Comentario del mensaje del 25 de Enero de 2011

“Queridos hijos, también hoy estoy con vosotros y os miro y os bendigo, y no pierdo la esperanza de que este mundo cambie para bien y la paz reine en los corazones de los hombres. La alegría reinará en el mundo porque os habéis abierto a mi llamada y al amor de Dios. El Espíritu Santo está cambiando a una multitud que ha dicho sí. Por eso deseo deciros: ¡Gracias por haber respondido a mi llamada!”

Las cosas no cambian, a menudo, porque nos da miedo el Amor. Nos da miedo el amor de Dios. Nos da miedo mostrar cuán grande es Su amor. Nos da miedo que Él transforme nuestra vida. Nos da miedo lo que significa ese Amor. A veces es miedo a que nuestro pobre corazón se rompa por tanto amar; otras veces “Dios no encuentra sitio en nosotros para derramar Su amor, porque estamos llenos de nosotros mismos” (san Agustín). Nos falta la confianza necesaria para entender que Él nos ama siempre y vive a nuestro lado. Nos fabricamos dioses idolátricos, creemos pero manipulamos a nuestro Creador. Convertirse significa dejarse iluminar por el Amor divino. El cambio que el Señor espera de nosotros es que le rindamos nuestros corazones. Qué nos vaciemos de nosotros mismos para que Él pueda estar en nosotros. Como el “Padre Misericordioso” de la parábola de Lucas (cf. Lc. 15, 1ss.) espera siempre al hijo, así nos espera a nosotros. No pone ninguna condición, sólo espera. Su corazón, herido por mi y tú pecado, espera. La consecuencia de ese encuentro, eso es lo que tememos. Qué el bien y la paz reinen en nuestro interior significa romper con nuestro egoísmo, con nuestro afán de protagonismo, con nuestro orgullo, con nuestro querer acumular cosas materiales que no sirven para el Reino, con nuestra falta de amor. “Recuerda que cuando abandones esta tierra, no podrás llevar contigo nada de lo que has recibido, solamente lo que has dado: un corazón enriquecido por el servicio honesto, el amor, el sacrificio y el valor”, nos dice san Francisco de Asís. Esa es la consecuencia de volvernos al Padre y dejarnos amar por Él y de decirle que le amamos: vaciarnos para llenarnos de Dios.
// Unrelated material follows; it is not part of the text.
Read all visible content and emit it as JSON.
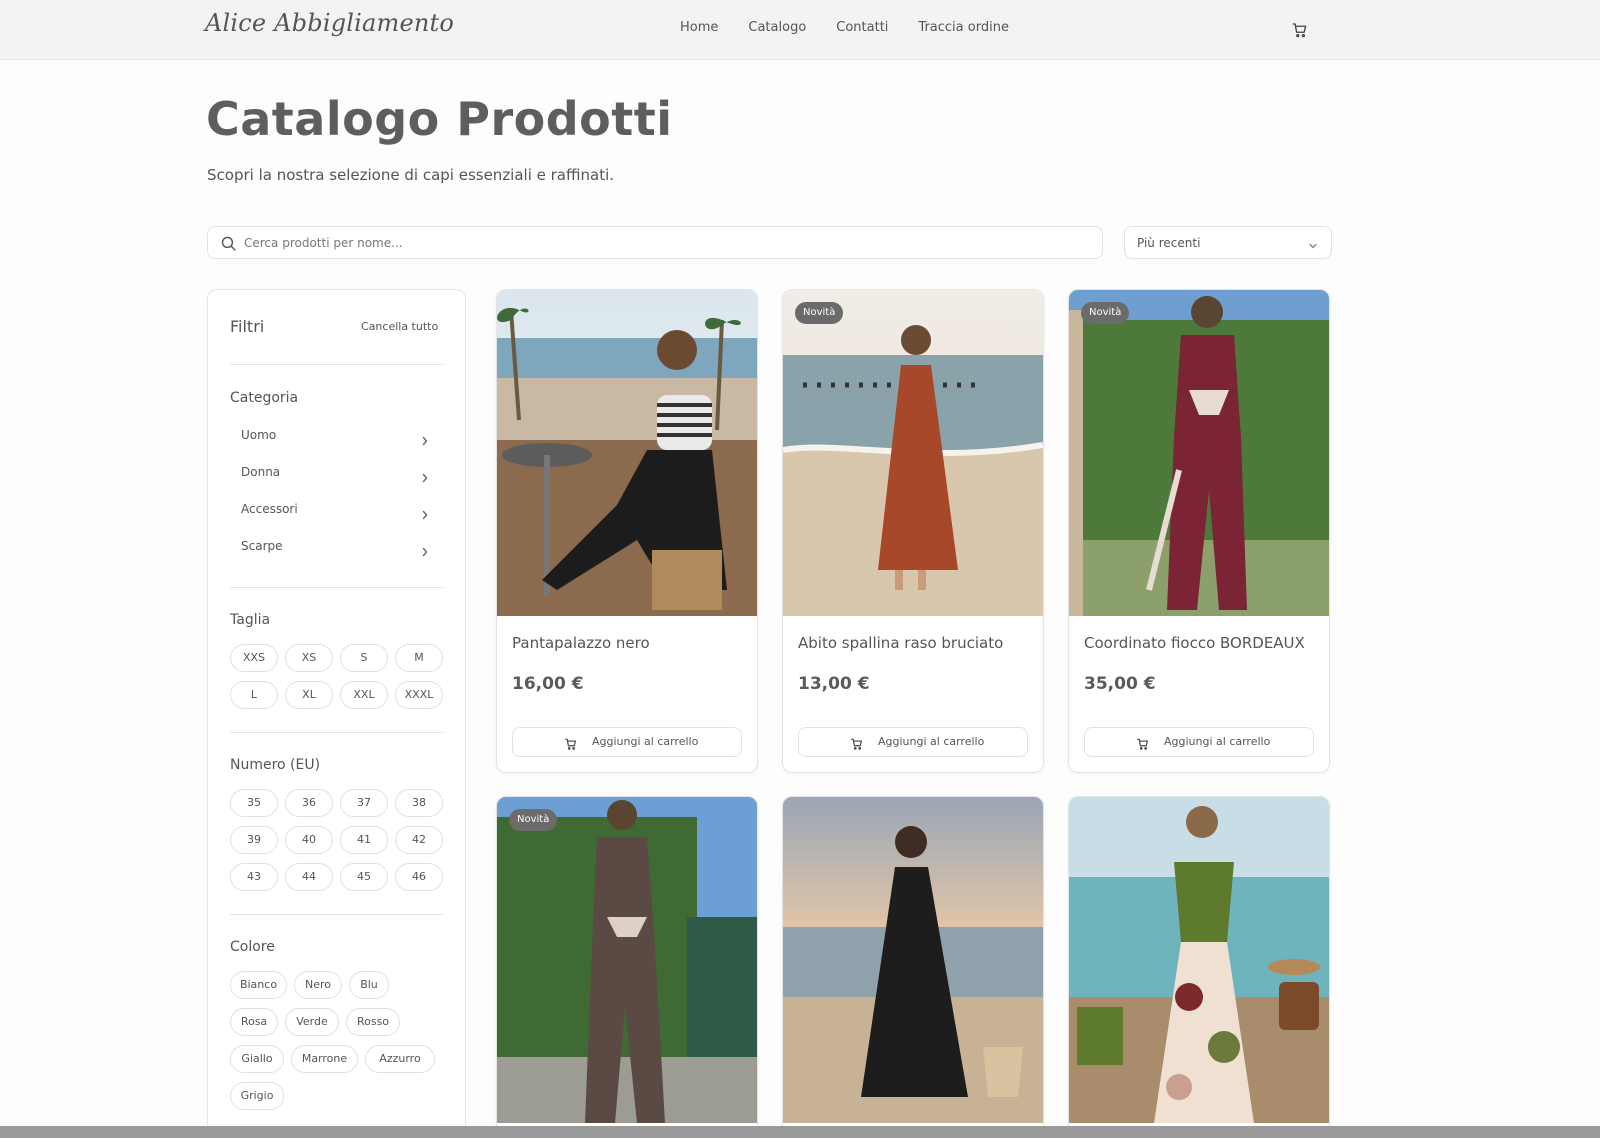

Sí, Él nos toma primero, espera. Esa esperanza Divina no cesa jamás. ¡Es tan grande percatarnos de esa gran verdad! ¿Qué podemos ofrecerle como respuesta? Él espera. Esa divina Esperanza es compartida por la Virgen y por los santos.

Jesús quiere reinar en nuestros corazones y por estos en la sociedad entera. Ese es otro gran misterio del Amor de Dios, se hace presente continuamente en nuestras vidas, en nuestro mundo. Se encarna, se hace Eucaristía, usa toda la creación, se sirve del hombre. ¡Qué grande cuando dejamos que ame a través nuestro! Dios nos ama porque es Amor, Él no necesita de nosotros, pero es por definición Amor. Debemos unirnos a esa multitud de la Iglesia que ha entendido el fiat de María, que ha dicho sí incondicionalmente al Señor. El Espíritu Santo nos impulsa a anunciar el Evangelio. Pero para que ese anuncio sea eficaz debemos abrirnos a su llamada. El amor de Dios es grande (cf. Ef. 2, 4), el amor de Dios es constante (cf. 2 Tim, 2, 13), el amor de Dios es eterno (cf. Jer. 31, 3), el amor de Dios reina (cf. Jn 10, 28), su Amor es todo para nosotros.

La consecuencia de vivir el Amor es la alegría. Una alegría desbordante. No es que el que ha conocido a Dios deje de tener problemas, enfermedades, separaciones… no, lo que pasa es que mira todo eso con otros ojos, con una mirada nueva. El que ha descubierto como es el Amor lo cristifica todo. Los acontecimientos de la vida le sirven para conocer más a Dios, para experimentarlo y para agradecerle todo. Qué podamos decir con los santos: De ahora en adelante sólo a ti te amo…, sólo a ti quiero estar unido…, es a ti a quien busco…, a quien quiero servir… Porque sólo tú eres mi Señor y yo quiero pertenecer solamente a ti… (San Agustín de Hipona) y que le abramos verdaderamente nuestro corazón.